By Josef Woodard | Published January 2019
Susanna Risberg, blessed with a vibrant sense of musical self, fresh ideas and her own distinct voice, is a young jazz guitarist worth keeping a close ear on. At 27, the Sweden-based player has made some notable noise at European festivals and on her first two albums. For Vilddjur, Risberg performs in settings from duo to nonet, playing beautifully in each.
The bandleader brings an expressive life and tonal depth to the clean, dark-leaning sound of the mainstream jazz guitar tradition with nimble fingers and an agile creative force in her solos. Compositionally, Risberg taps into various subgenres but defies strict allegiance to any one style. Odd meters and beguiling melodic fragments abound, and song structures can take unexpected twists.
Risberg also works well, and sensitively, in ballad mode, whether on originals, such as the Pat Metheny-esque “Häst(era),” or her lambently graceful take on Billy Strayhorn’s “Lotus Blossom.” There are a few sonic anomalies on the album, though, such as the electronic textures amping up parts of “Jubal’s Jug”—which otherwise is a study in extreme dynamic contrasts.
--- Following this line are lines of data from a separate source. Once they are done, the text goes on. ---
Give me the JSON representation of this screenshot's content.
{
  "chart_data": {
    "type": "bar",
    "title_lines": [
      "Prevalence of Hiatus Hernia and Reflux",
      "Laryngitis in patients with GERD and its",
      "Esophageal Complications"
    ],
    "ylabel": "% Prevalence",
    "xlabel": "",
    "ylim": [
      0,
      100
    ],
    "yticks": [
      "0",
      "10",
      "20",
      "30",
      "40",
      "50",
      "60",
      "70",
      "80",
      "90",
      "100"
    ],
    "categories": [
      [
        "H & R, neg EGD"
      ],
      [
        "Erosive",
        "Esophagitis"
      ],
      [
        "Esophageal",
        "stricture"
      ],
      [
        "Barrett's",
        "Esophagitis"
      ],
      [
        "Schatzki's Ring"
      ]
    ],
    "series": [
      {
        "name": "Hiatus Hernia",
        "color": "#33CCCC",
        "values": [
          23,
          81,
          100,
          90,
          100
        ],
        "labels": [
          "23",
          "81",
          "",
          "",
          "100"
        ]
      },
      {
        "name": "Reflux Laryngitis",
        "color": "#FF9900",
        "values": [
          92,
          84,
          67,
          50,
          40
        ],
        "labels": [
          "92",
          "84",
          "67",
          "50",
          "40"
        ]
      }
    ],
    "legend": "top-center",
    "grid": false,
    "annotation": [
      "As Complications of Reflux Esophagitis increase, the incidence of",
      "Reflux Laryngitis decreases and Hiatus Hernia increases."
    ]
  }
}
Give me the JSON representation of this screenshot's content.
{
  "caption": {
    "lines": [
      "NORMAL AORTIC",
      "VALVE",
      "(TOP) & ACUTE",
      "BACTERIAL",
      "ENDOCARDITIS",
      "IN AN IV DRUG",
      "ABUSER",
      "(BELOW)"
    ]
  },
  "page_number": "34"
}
A classical detour through a layered guitar transcription of Shostakovich’s Piano Trio No. 2 In E Minor Op. 67: III. Largo could seem out of place but reflects the harmonic and melodic content of Risberg’s compositional vocabulary.
Her guitar sound might be traditional, in jazz terms, but her approach is awash in contemporary concepts, both cerebral and heart-based.
Vilddjur: Leo; Lotass; Hasse & Gnutta; Lotus Blossom; Piano Trio No. 2 In E Minor Op. 67: III. Largo; Kirika; Jubal’s Jug; Häst(era); Villdjur. (55:28)
Personnel: Susanna Risberg, guitar; Rasmus Svensson-Blixt, drums; Oskar Lindström, piano; Niklas Fernqvist (4, 9), Palle Sollinger (2, 3, 6), Arvid Jullander (1, 7), bass; Fredrik Ljungkvist, soprano saxophone; Erik Tengholm, trumpet; Agnes Darelid, trombone; David Bennett, alto saxophone; Martin Wirén tenor saxophone.